Because the media are a 'well oiled' propaganda machine. They're not going to publish the information that leads to their own downfall. They even appear to have a gentleman's agreement not to publish dirt on each other (with exception for when they get into a direct scrap with one another, EG Fox versus CNN).

 

For example, you'll never see any of the media outlets publishing the Project Veritas' 'nothing burger' discovery of the New York Times, or if you do; it's heavily distorted and buried (Project Veritas often finds itself at the focus of slanderous or dishonest information).

 

Any countering outlet or an honest outlet gets attacked and berated. Anything not of the lying media is supposedly 'fake news'. Anything on YouTube (prior to it's censorship - something they all egged on for) is 'terrorism' or 'alt-right' or 'trolls'. If it's Twitter or Facebook it's supposedly 'Russian bots' (despite numerous instances involving real people who are clearly not bots).

 

The issue isn't getting dirt on them - that shit is easy, they don't even hide it.

 

It's getting the dirt to the people who need to know it, it's getting it out there via uncensored platforms that can resist attacks and government legislation (read: abusive censorship practices like 'blackbox AI' that censors content - see Thesera May's craziness), and in a way the people can easily access and trust, that is content neutral and isn't subject to the same level of editorial bias.

 

Even if we knocked out the media outlets now, another abusive monopoly or media outlet would simply take their place.

 

Two options: develop an alternative, or legislate, legislate, legislate.

 

People need to develop the BitTorrent equal to chat, or even video (and no, not BitChute: that's FBI).

J.TrIDr3ESpPJEs ID: 517d75 June 5, 2018, 1:29 p.m. No.1641831   🗄️.is 🔗kun

>>1640558

I'm not saying to 'off' him (you misread me).

 

My whole point is he hasn't been offed already because he's a part of them.
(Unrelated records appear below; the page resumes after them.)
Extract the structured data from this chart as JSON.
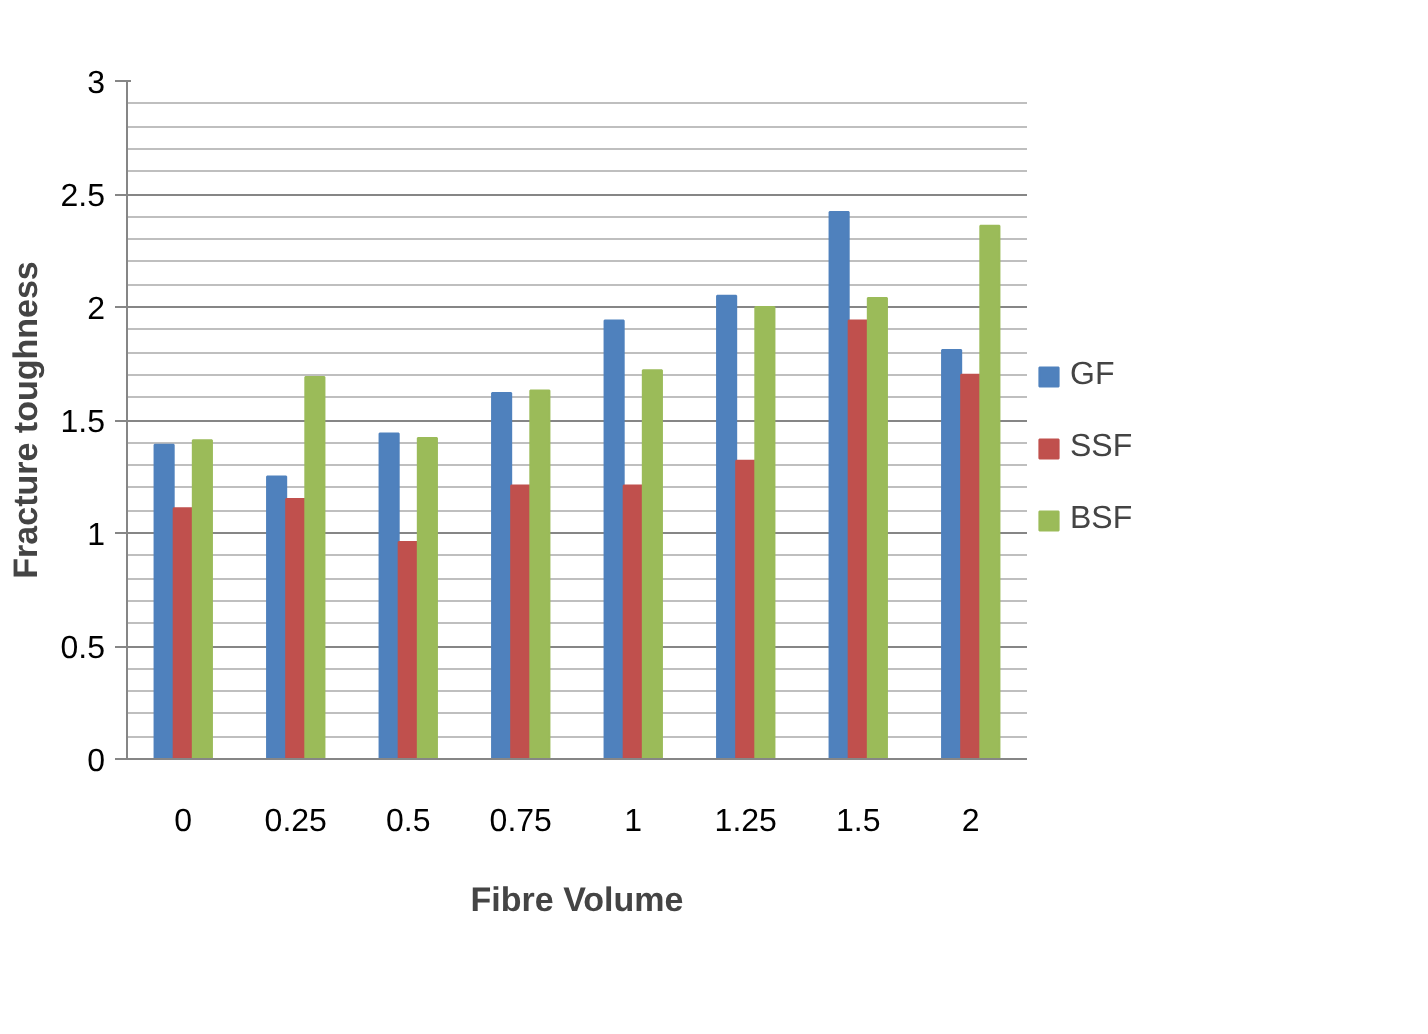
{
  "chart_data": {
    "type": "bar",
    "xlabel": "Fibre Volume",
    "ylabel": "Fracture toughness",
    "categories": [
      "0",
      "0.25",
      "0.5",
      "0.75",
      "1",
      "1.25",
      "1.5",
      "2"
    ],
    "series": [
      {
        "name": "GF",
        "color": "#4f81bd",
        "values": [
          1.39,
          1.25,
          1.44,
          1.62,
          1.94,
          2.05,
          2.42,
          1.81
        ]
      },
      {
        "name": "SSF",
        "color": "#c0504d",
        "values": [
          1.11,
          1.15,
          0.96,
          1.21,
          1.21,
          1.32,
          1.94,
          1.7
        ]
      },
      {
        "name": "BSF",
        "color": "#9bbb59",
        "values": [
          1.41,
          1.69,
          1.42,
          1.63,
          1.72,
          2.0,
          2.04,
          2.36
        ]
      }
    ],
    "ylim": [
      0,
      3
    ],
    "yticks": [
      0,
      0.5,
      1,
      1.5,
      2,
      2.5,
      3
    ],
    "grid": "y",
    "legend": "right"
  }
}
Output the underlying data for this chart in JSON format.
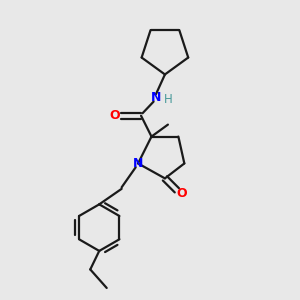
{
  "bg_color": "#e8e8e8",
  "bond_color": "#1a1a1a",
  "N_color": "#0000ff",
  "O_color": "#ff0000",
  "H_color": "#4a9a9a",
  "line_width": 1.6,
  "figsize": [
    3.0,
    3.0
  ],
  "dpi": 100,
  "xlim": [
    0,
    10
  ],
  "ylim": [
    0,
    10
  ]
}
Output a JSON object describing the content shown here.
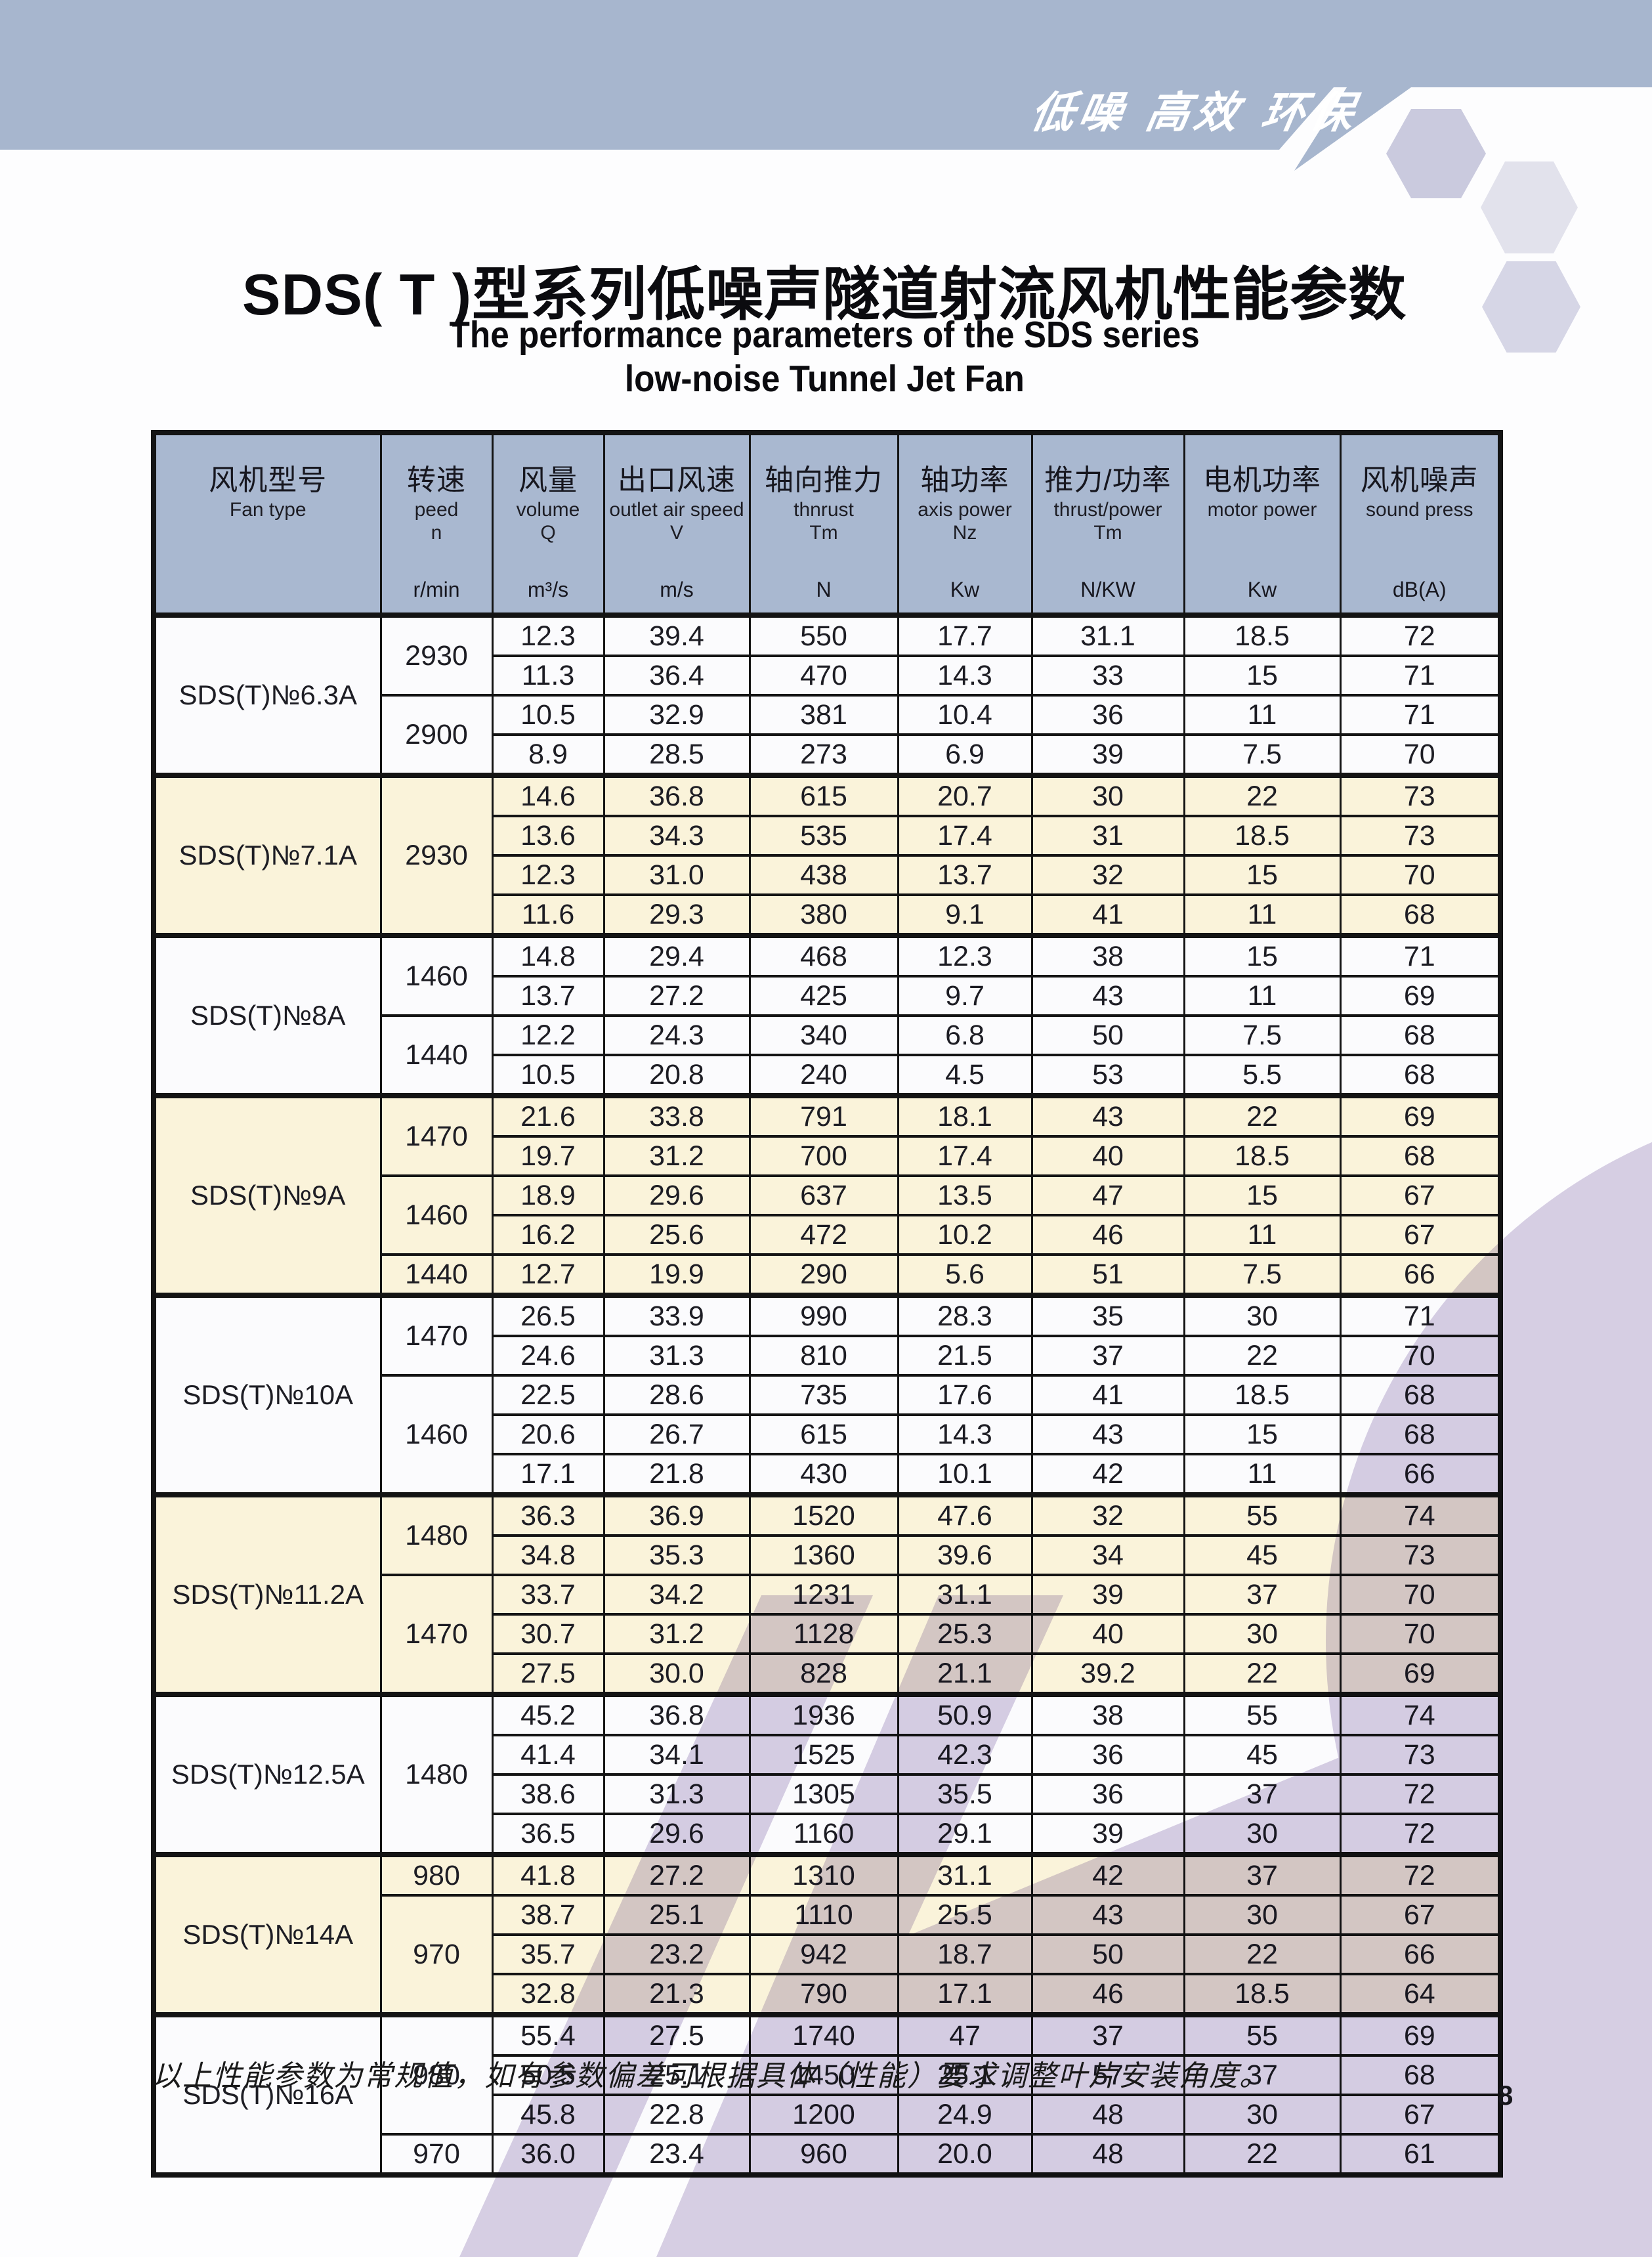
{
  "banner": {
    "slogan": "低噪 高效 环保"
  },
  "title": {
    "zh": "SDS( T )型系列低噪声隧道射流风机性能参数",
    "en_line1": "The performance parameters of the SDS series",
    "en_line2": "low-noise Tunnel Jet Fan"
  },
  "table": {
    "columns": [
      {
        "zh": "风机型号",
        "en": "Fan type",
        "sym": "",
        "unit": ""
      },
      {
        "zh": "转速",
        "en": "peed",
        "sym": "n",
        "unit": "r/min"
      },
      {
        "zh": "风量",
        "en": "volume",
        "sym": "Q",
        "unit": "m³/s"
      },
      {
        "zh": "出口风速",
        "en": "outlet air speed",
        "sym": "V",
        "unit": "m/s"
      },
      {
        "zh": "轴向推力",
        "en": "thnrust",
        "sym": "Tm",
        "unit": "N"
      },
      {
        "zh": "轴功率",
        "en": "axis power",
        "sym": "Nz",
        "unit": "Kw"
      },
      {
        "zh": "推力/功率",
        "en": "thrust/power",
        "sym": "Tm",
        "unit": "N/KW"
      },
      {
        "zh": "电机功率",
        "en": "motor power",
        "sym": "",
        "unit": "Kw"
      },
      {
        "zh": "风机噪声",
        "en": "sound press",
        "sym": "",
        "unit": "dB(A)"
      }
    ],
    "groups": [
      {
        "model": "SDS(T)№6.3A",
        "shade": false,
        "speeds": [
          {
            "rpm": "2930",
            "rows": [
              [
                "12.3",
                "39.4",
                "550",
                "17.7",
                "31.1",
                "18.5",
                "72"
              ],
              [
                "11.3",
                "36.4",
                "470",
                "14.3",
                "33",
                "15",
                "71"
              ]
            ]
          },
          {
            "rpm": "2900",
            "rows": [
              [
                "10.5",
                "32.9",
                "381",
                "10.4",
                "36",
                "11",
                "71"
              ],
              [
                "8.9",
                "28.5",
                "273",
                "6.9",
                "39",
                "7.5",
                "70"
              ]
            ]
          }
        ]
      },
      {
        "model": "SDS(T)№7.1A",
        "shade": true,
        "speeds": [
          {
            "rpm": "2930",
            "rows": [
              [
                "14.6",
                "36.8",
                "615",
                "20.7",
                "30",
                "22",
                "73"
              ],
              [
                "13.6",
                "34.3",
                "535",
                "17.4",
                "31",
                "18.5",
                "73"
              ],
              [
                "12.3",
                "31.0",
                "438",
                "13.7",
                "32",
                "15",
                "70"
              ],
              [
                "11.6",
                "29.3",
                "380",
                "9.1",
                "41",
                "11",
                "68"
              ]
            ]
          }
        ]
      },
      {
        "model": "SDS(T)№8A",
        "shade": false,
        "speeds": [
          {
            "rpm": "1460",
            "rows": [
              [
                "14.8",
                "29.4",
                "468",
                "12.3",
                "38",
                "15",
                "71"
              ],
              [
                "13.7",
                "27.2",
                "425",
                "9.7",
                "43",
                "11",
                "69"
              ]
            ]
          },
          {
            "rpm": "1440",
            "rows": [
              [
                "12.2",
                "24.3",
                "340",
                "6.8",
                "50",
                "7.5",
                "68"
              ],
              [
                "10.5",
                "20.8",
                "240",
                "4.5",
                "53",
                "5.5",
                "68"
              ]
            ]
          }
        ]
      },
      {
        "model": "SDS(T)№9A",
        "shade": true,
        "speeds": [
          {
            "rpm": "1470",
            "rows": [
              [
                "21.6",
                "33.8",
                "791",
                "18.1",
                "43",
                "22",
                "69"
              ],
              [
                "19.7",
                "31.2",
                "700",
                "17.4",
                "40",
                "18.5",
                "68"
              ]
            ]
          },
          {
            "rpm": "1460",
            "rows": [
              [
                "18.9",
                "29.6",
                "637",
                "13.5",
                "47",
                "15",
                "67"
              ],
              [
                "16.2",
                "25.6",
                "472",
                "10.2",
                "46",
                "11",
                "67"
              ]
            ]
          },
          {
            "rpm": "1440",
            "rows": [
              [
                "12.7",
                "19.9",
                "290",
                "5.6",
                "51",
                "7.5",
                "66"
              ]
            ]
          }
        ]
      },
      {
        "model": "SDS(T)№10A",
        "shade": false,
        "speeds": [
          {
            "rpm": "1470",
            "rows": [
              [
                "26.5",
                "33.9",
                "990",
                "28.3",
                "35",
                "30",
                "71"
              ],
              [
                "24.6",
                "31.3",
                "810",
                "21.5",
                "37",
                "22",
                "70"
              ]
            ]
          },
          {
            "rpm": "1460",
            "rows": [
              [
                "22.5",
                "28.6",
                "735",
                "17.6",
                "41",
                "18.5",
                "68"
              ],
              [
                "20.6",
                "26.7",
                "615",
                "14.3",
                "43",
                "15",
                "68"
              ],
              [
                "17.1",
                "21.8",
                "430",
                "10.1",
                "42",
                "11",
                "66"
              ]
            ]
          }
        ]
      },
      {
        "model": "SDS(T)№11.2A",
        "shade": true,
        "speeds": [
          {
            "rpm": "1480",
            "rows": [
              [
                "36.3",
                "36.9",
                "1520",
                "47.6",
                "32",
                "55",
                "74"
              ],
              [
                "34.8",
                "35.3",
                "1360",
                "39.6",
                "34",
                "45",
                "73"
              ]
            ]
          },
          {
            "rpm": "1470",
            "rows": [
              [
                "33.7",
                "34.2",
                "1231",
                "31.1",
                "39",
                "37",
                "70"
              ],
              [
                "30.7",
                "31.2",
                "1128",
                "25.3",
                "40",
                "30",
                "70"
              ],
              [
                "27.5",
                "30.0",
                "828",
                "21.1",
                "39.2",
                "22",
                "69"
              ]
            ]
          }
        ]
      },
      {
        "model": "SDS(T)№12.5A",
        "shade": false,
        "speeds": [
          {
            "rpm": "1480",
            "rows": [
              [
                "45.2",
                "36.8",
                "1936",
                "50.9",
                "38",
                "55",
                "74"
              ],
              [
                "41.4",
                "34.1",
                "1525",
                "42.3",
                "36",
                "45",
                "73"
              ],
              [
                "38.6",
                "31.3",
                "1305",
                "35.5",
                "36",
                "37",
                "72"
              ],
              [
                "36.5",
                "29.6",
                "1160",
                "29.1",
                "39",
                "30",
                "72"
              ]
            ]
          }
        ]
      },
      {
        "model": "SDS(T)№14A",
        "shade": true,
        "speeds": [
          {
            "rpm": "980",
            "rows": [
              [
                "41.8",
                "27.2",
                "1310",
                "31.1",
                "42",
                "37",
                "72"
              ]
            ]
          },
          {
            "rpm": "970",
            "rows": [
              [
                "38.7",
                "25.1",
                "1110",
                "25.5",
                "43",
                "30",
                "67"
              ],
              [
                "35.7",
                "23.2",
                "942",
                "18.7",
                "50",
                "22",
                "66"
              ],
              [
                "32.8",
                "21.3",
                "790",
                "17.1",
                "46",
                "18.5",
                "64"
              ]
            ]
          }
        ]
      },
      {
        "model": "SDS(T)№16A",
        "shade": false,
        "speeds": [
          {
            "rpm": "980",
            "rows": [
              [
                "55.4",
                "27.5",
                "1740",
                "47",
                "37",
                "55",
                "69"
              ],
              [
                "50.5",
                "25.1",
                "1450",
                "25.1",
                "57",
                "37",
                "68"
              ],
              [
                "45.8",
                "22.8",
                "1200",
                "24.9",
                "48",
                "30",
                "67"
              ]
            ]
          },
          {
            "rpm": "970",
            "rows": [
              [
                "36.0",
                "23.4",
                "960",
                "20.0",
                "48",
                "22",
                "61"
              ]
            ]
          }
        ]
      }
    ]
  },
  "footnote": "以上性能参数为常规值，如有参数偏差可根据具体（性能）要求调整叶片安装角度。",
  "page_number": "8",
  "colors": {
    "banner": "#a7b6ce",
    "table_header": "#a9b8d0",
    "row_shade": "#faf3da",
    "row_plain": "#fbfbfd",
    "watermark": "#d8d0e4",
    "border": "#141414",
    "hexagons": [
      "#cacade",
      "#e2e2ec",
      "#d6d6e6"
    ]
  }
}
Real truthers, conspiracy theorists etc often end up dead (especially vehicular 'accidents' of some sort: Michael Hastings, or suicides: Dr David Kelly, for example) or threatened in some way.

 

Never would I propose death as a general solution to anything, with the very extreme exception being possibly sick and twisted pedophiles (to be fair, keeping them alive in jail with the full exposure of people knowing them as pedos/rapists strikes me as more of a punishment, especially when 'prison justice' kicks in).